「あなたの勉強しようとするその姿勢は、必ずあなたの人生をより良くします」
何か壁にぶつかるたびに、私はこの言葉を思い出す。
そして、同時に切なさを抱える。

「先生は楽しかったです」。先生の言葉を見て絶対に合格しようと決意

小学校6年生、春のことだ。
私は塾側との関係が上手くいかず、それまで通っていた塾を辞めることになった。
中学受験をすると決めていた私にとって、受験学年になって塾を変えるということは大きな決断だった。
本当に良いのだろうかと不安に思ったりもしたが、次に通う塾が決まったこともあり、成り行きに任せることにした。
そうした不安の中で、塾での最後の授業を迎えた。

たしか理科の授業だった。それとなく塾をやめると授業前に先生に伝えて、その日は帰った。
それから数週間経ったある日。
机を整理していた時、1冊のノートが目に入った。
それは、塾で宿題ノートとして使用していたものだった。
いつもそれを先生に提出して帰り際に返してもらうのだが、すっかり中身を確認するのを忘れていた。
何気なしにノートを開くと、ボールペンで先生からのメッセージがあった。

「少しは楽しんで頂けましたか?先生は楽しかったです。あなたの勉強しようとするその姿勢は、必ずあなたの人生をより良くします。元気でね」

たった4行だったが、それを見た途端、涙が止まらなかった。
先生は楽しかったです、の言葉がすごく嬉しくて、こんな自分でも居てよかったのだと認めてもらえた気がした。そして、決して成績の良くなかった私を叱るのではなく、見守ってくれているのだと感じた。

その時、私は、絶対に志望校に合格しようと決意した。
そのメッセージが書かれた部分を切り取って、中学受験、大学受験、採用試験にお守りとして持っていった。

届かないとしても、言えなかった気持ちを12歳の私の代わりに伝えたい

あれから10年が経った。
私は無事、第一志望の中学校に入学した。6年間、順風満帆とはいかなかったものの、やりたいことを見つけることが出来た。
大学では初等教育を専攻した。そして、現在はさらに自分の学びを深めるべく、大学院で学んでいる。

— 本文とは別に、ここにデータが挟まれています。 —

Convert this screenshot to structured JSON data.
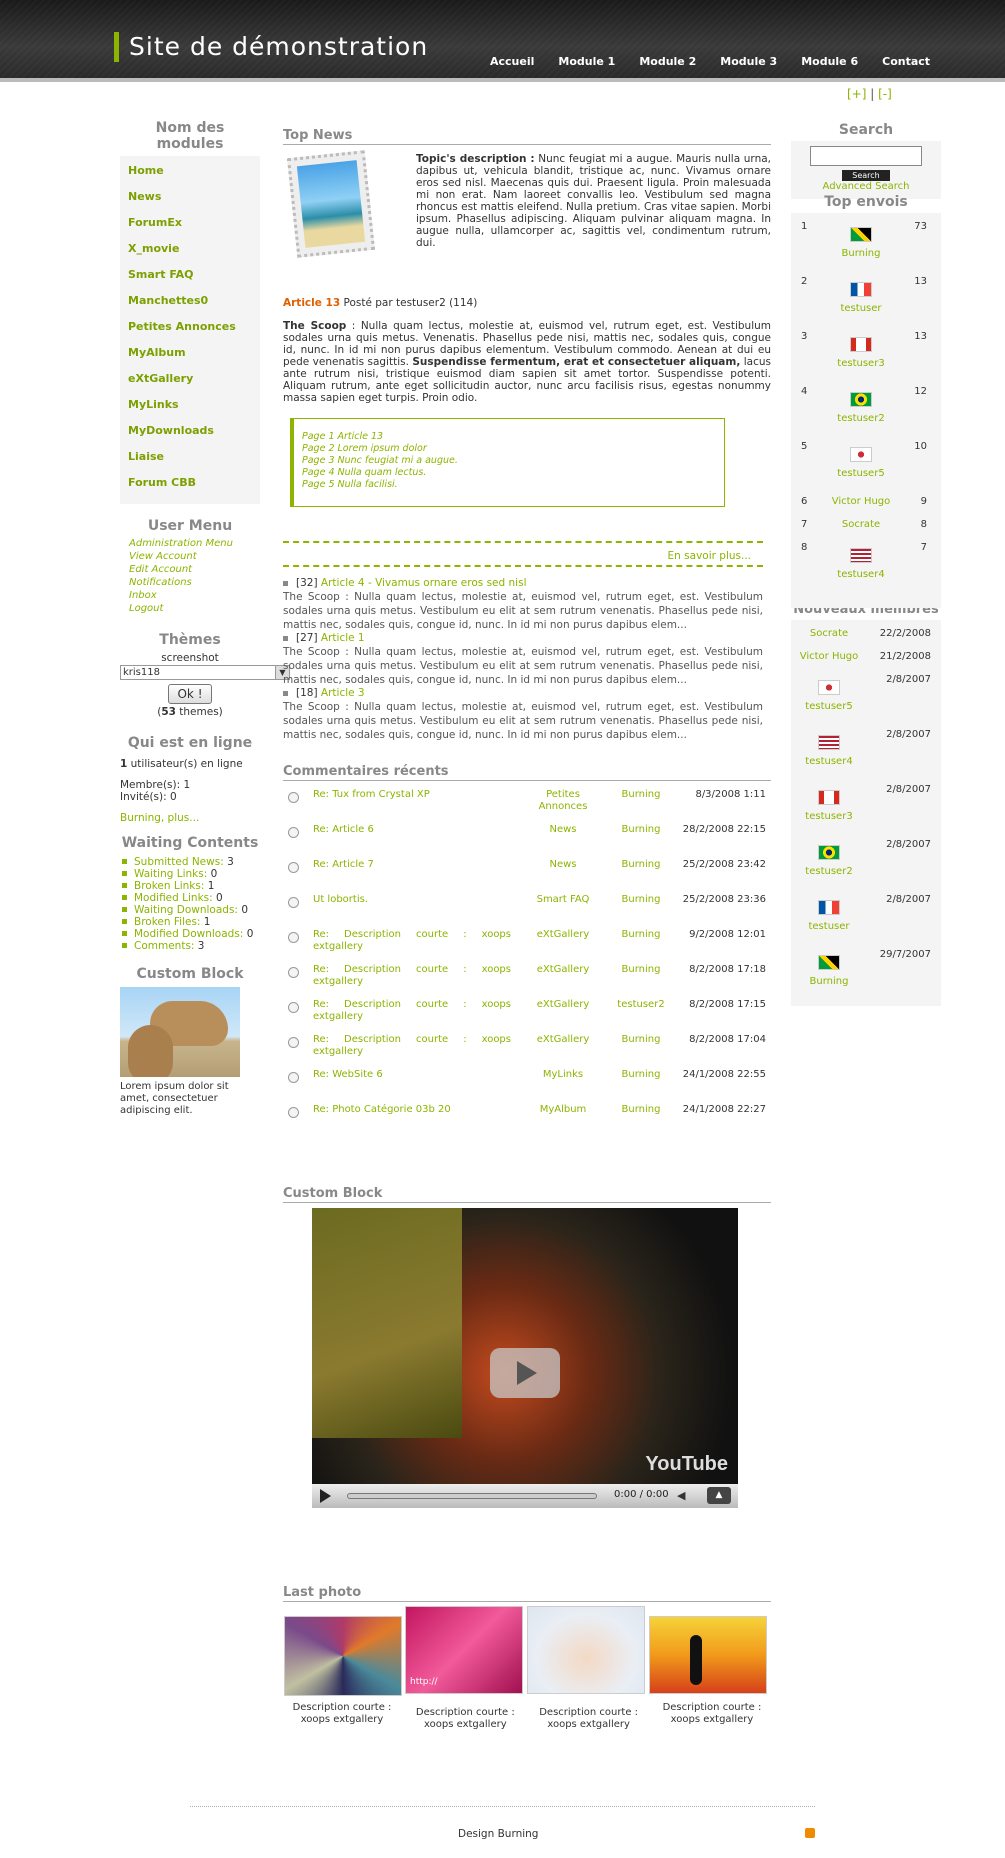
{
  "header": {
    "title": "Site de démonstration",
    "nav": [
      "Accueil",
      "Module 1",
      "Module 2",
      "Module 3",
      "Module 6",
      "Contact"
    ],
    "zoom_plus": "[+]",
    "zoom_sep": "|",
    "zoom_minus": "[-]"
  },
  "left": {
    "modules_title": "Nom des modules",
    "modules": [
      "Home",
      "News",
      "ForumEx",
      "X_movie",
      "Smart FAQ",
      "Manchettes0",
      "Petites Annonces",
      "MyAlbum",
      "eXtGallery",
      "MyLinks",
      "MyDownloads",
      "Liaise",
      "Forum CBB"
    ],
    "usermenu_title": "User Menu",
    "usermenu": [
      "Administration Menu",
      "View Account",
      "Edit Account",
      "Notifications",
      "Inbox",
      "Logout"
    ],
    "themes_title": "Thèmes",
    "screenshot": "screenshot",
    "theme_value": "kris118",
    "ok": "Ok !",
    "themes_count": "53",
    "themes_suffix": "themes",
    "online_title": "Qui est en ligne",
    "online_count": "1",
    "online_text": "utilisateur(s) en ligne",
    "members": "Membre(s): 1",
    "guests": "Invité(s): 0",
    "online_users": "Burning, plus...",
    "waiting_title": "Waiting Contents",
    "waiting": [
      {
        "label": "Submitted News:",
        "v": "3"
      },
      {
        "label": "Waiting Links:",
        "v": "0"
      },
      {
        "label": "Broken Links:",
        "v": "1"
      },
      {
        "label": "Modified Links:",
        "v": "0"
      },
      {
        "label": "Waiting Downloads:",
        "v": "0"
      },
      {
        "label": "Broken Files:",
        "v": "1"
      },
      {
        "label": "Modified Downloads:",
        "v": "0"
      },
      {
        "label": "Comments:",
        "v": "3"
      }
    ],
    "custom_title": "Custom Block",
    "custom_text": "Lorem ipsum dolor sit amet, consectetuer adipiscing elit."
  },
  "topnews": {
    "title": "Top News",
    "desc_label": "Topic's description :",
    "desc": "Nunc feugiat mi a augue. Mauris nulla urna, dapibus ut, vehicula blandit, tristique ac, nunc. Vivamus ornare eros sed nisl. Maecenas quis dui. Praesent ligula. Proin malesuada mi non erat. Nam laoreet convallis leo. Vestibulum sed magna rhoncus est mattis eleifend. Nulla pretium. Cras vitae sapien. Morbi ipsum. Phasellus adipiscing. Aliquam pulvinar aliquam magna. In augue nulla, ullamcorper ac, sagittis vel, condimentum rutrum, dui.",
    "art_title": "Article 13",
    "art_posted": "Posté par testuser2 (114)",
    "scoop_label": "The Scoop",
    "scoop": ": Nulla quam lectus, molestie at, euismod vel, rutrum eget, est. Vestibulum sodales urna quis metus. Venenatis. Phasellus pede nisi, mattis nec, sodales quis, congue id, nunc. In id mi non purus dapibus elementum. Vestibulum commodo. Aenean at dui eu pede venenatis sagittis.",
    "scoop_bold": "Suspendisse fermentum, erat et consectetuer aliquam,",
    "scoop_end": "lacus ante rutrum nisi, tristique euismod diam sapien sit amet tortor. Suspendisse potenti. Aliquam rutrum, ante eget sollicitudin auctor, nunc arcu facilisis risus, egestas nonummy massa sapien eget turpis. Proin odio.",
    "pages": [
      "Page 1 Article 13",
      "Page 2 Lorem ipsum dolor",
      "Page 3 Nunc feugiat mi a augue.",
      "Page 4 Nulla quam lectus.",
      "Page 5 Nulla facilisi."
    ],
    "more": "En savoir plus...",
    "list": [
      {
        "n": "[32]",
        "t": "Article 4 - Vivamus ornare eros sed nisl",
        "d": "The Scoop : Nulla quam lectus, molestie at, euismod vel, rutrum eget, est. Vestibulum sodales urna quis metus. Vestibulum eu elit at sem rutrum venenatis. Phasellus pede nisi, mattis nec, sodales quis, congue id, nunc. In id mi non purus dapibus elem..."
      },
      {
        "n": "[27]",
        "t": "Article 1",
        "d": "The Scoop : Nulla quam lectus, molestie at, euismod vel, rutrum eget, est. Vestibulum sodales urna quis metus. Vestibulum eu elit at sem rutrum venenatis. Phasellus pede nisi, mattis nec, sodales quis, congue id, nunc. In id mi non purus dapibus elem..."
      },
      {
        "n": "[18]",
        "t": "Article 3",
        "d": "The Scoop : Nulla quam lectus, molestie at, euismod vel, rutrum eget, est. Vestibulum sodales urna quis metus. Vestibulum eu elit at sem rutrum venenatis. Phasellus pede nisi, mattis nec, sodales quis, congue id, nunc. In id mi non purus dapibus elem..."
      }
    ]
  },
  "comments": {
    "title": "Commentaires récents",
    "rows": [
      {
        "t": "Re: Tux from Crystal XP",
        "m": "Petites Annonces",
        "u": "Burning",
        "d": "8/3/2008 1:11"
      },
      {
        "t": "Re: Article 6",
        "m": "News",
        "u": "Burning",
        "d": "28/2/2008 22:15"
      },
      {
        "t": "Re: Article 7",
        "m": "News",
        "u": "Burning",
        "d": "25/2/2008 23:42"
      },
      {
        "t": "Ut lobortis.",
        "m": "Smart FAQ",
        "u": "Burning",
        "d": "25/2/2008 23:36"
      },
      {
        "t": "Re: Description courte : xoops extgallery",
        "m": "eXtGallery",
        "u": "Burning",
        "d": "9/2/2008 12:01"
      },
      {
        "t": "Re: Description courte : xoops extgallery",
        "m": "eXtGallery",
        "u": "Burning",
        "d": "8/2/2008 17:18"
      },
      {
        "t": "Re: Description courte : xoops extgallery",
        "m": "eXtGallery",
        "u": "testuser2",
        "d": "8/2/2008 17:15"
      },
      {
        "t": "Re: Description courte : xoops extgallery",
        "m": "eXtGallery",
        "u": "Burning",
        "d": "8/2/2008 17:04"
      },
      {
        "t": "Re: WebSite 6",
        "m": "MyLinks",
        "u": "Burning",
        "d": "24/1/2008 22:55"
      },
      {
        "t": "Re: Photo Catégorie 03b 20",
        "m": "MyAlbum",
        "u": "Burning",
        "d": "24/1/2008 22:27"
      }
    ]
  },
  "video": {
    "title": "Custom Block",
    "time": "0:00 / 0:00",
    "brand": "YouTube"
  },
  "photos": {
    "title": "Last photo",
    "captions": [
      "Description courte : xoops extgallery",
      "Description courte : xoops extgallery",
      "Description courte : xoops extgallery",
      "Description courte : xoops extgallery"
    ],
    "watermark": "http://"
  },
  "right": {
    "search_title": "Search",
    "search_btn": "Search",
    "adv": "Advanced Search",
    "top_title": "Top envois",
    "top": [
      {
        "r": "1",
        "u": "Burning",
        "n": "73",
        "f": "jm"
      },
      {
        "r": "2",
        "u": "testuser",
        "n": "13",
        "f": "fr"
      },
      {
        "r": "3",
        "u": "testuser3",
        "n": "13",
        "f": "ca"
      },
      {
        "r": "4",
        "u": "testuser2",
        "n": "12",
        "f": "br"
      },
      {
        "r": "5",
        "u": "testuser5",
        "n": "10",
        "f": "kr"
      },
      {
        "r": "6",
        "u": "Victor Hugo",
        "n": "9",
        "f": ""
      },
      {
        "r": "7",
        "u": "Socrate",
        "n": "8",
        "f": ""
      },
      {
        "r": "8",
        "u": "testuser4",
        "n": "7",
        "f": "us"
      }
    ],
    "new_title": "Nouveaux membres",
    "new": [
      {
        "u": "Socrate",
        "d": "22/2/2008",
        "f": ""
      },
      {
        "u": "Victor Hugo",
        "d": "21/2/2008",
        "f": ""
      },
      {
        "u": "testuser5",
        "d": "2/8/2007",
        "f": "kr"
      },
      {
        "u": "testuser4",
        "d": "2/8/2007",
        "f": "us"
      },
      {
        "u": "testuser3",
        "d": "2/8/2007",
        "f": "ca"
      },
      {
        "u": "testuser2",
        "d": "2/8/2007",
        "f": "br"
      },
      {
        "u": "testuser",
        "d": "2/8/2007",
        "f": "fr"
      },
      {
        "u": "Burning",
        "d": "29/7/2007",
        "f": "jm"
      }
    ]
  },
  "footer": {
    "text": "Design Burning"
  },
  "colors": {
    "accent": "#8cb400",
    "header": "#2b2b2b",
    "box": "#f4f4f4"
  }
}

あの後、何度も先生と連絡を取ろうとしたが、塾を辞められてしまったようで、出来なかった。
もう会えない人なのかもしれないと思えば思うほど、やっぱり感謝を伝えたい気持ちが大きくなる。

だから、出せなかった手紙を、今、出そうと思う。
これが必ず届くとは思わない。
それでも、12歳だった私のために、伝えたいと思う。

先生、元気ですか?
私は、先生に救われました。
人生の大きな選択肢にぶつかるたびに、挫けそうになることも諦めそうになることもありました。
でも、その度に先生の言葉を思い出して、頑張ろうと思うことが出来ました。
先生がいたから、自分を嫌いにならずにすみました。
だから、今度は私が先生のような教師になります。
誰かの背中をそっと押すことのできる教師に、そして、先生のように子どもたちを見守る存在になりたいです。
もう会えないかもしれませんが、届けばいいなと思います。

本当に、本当に有難うございました。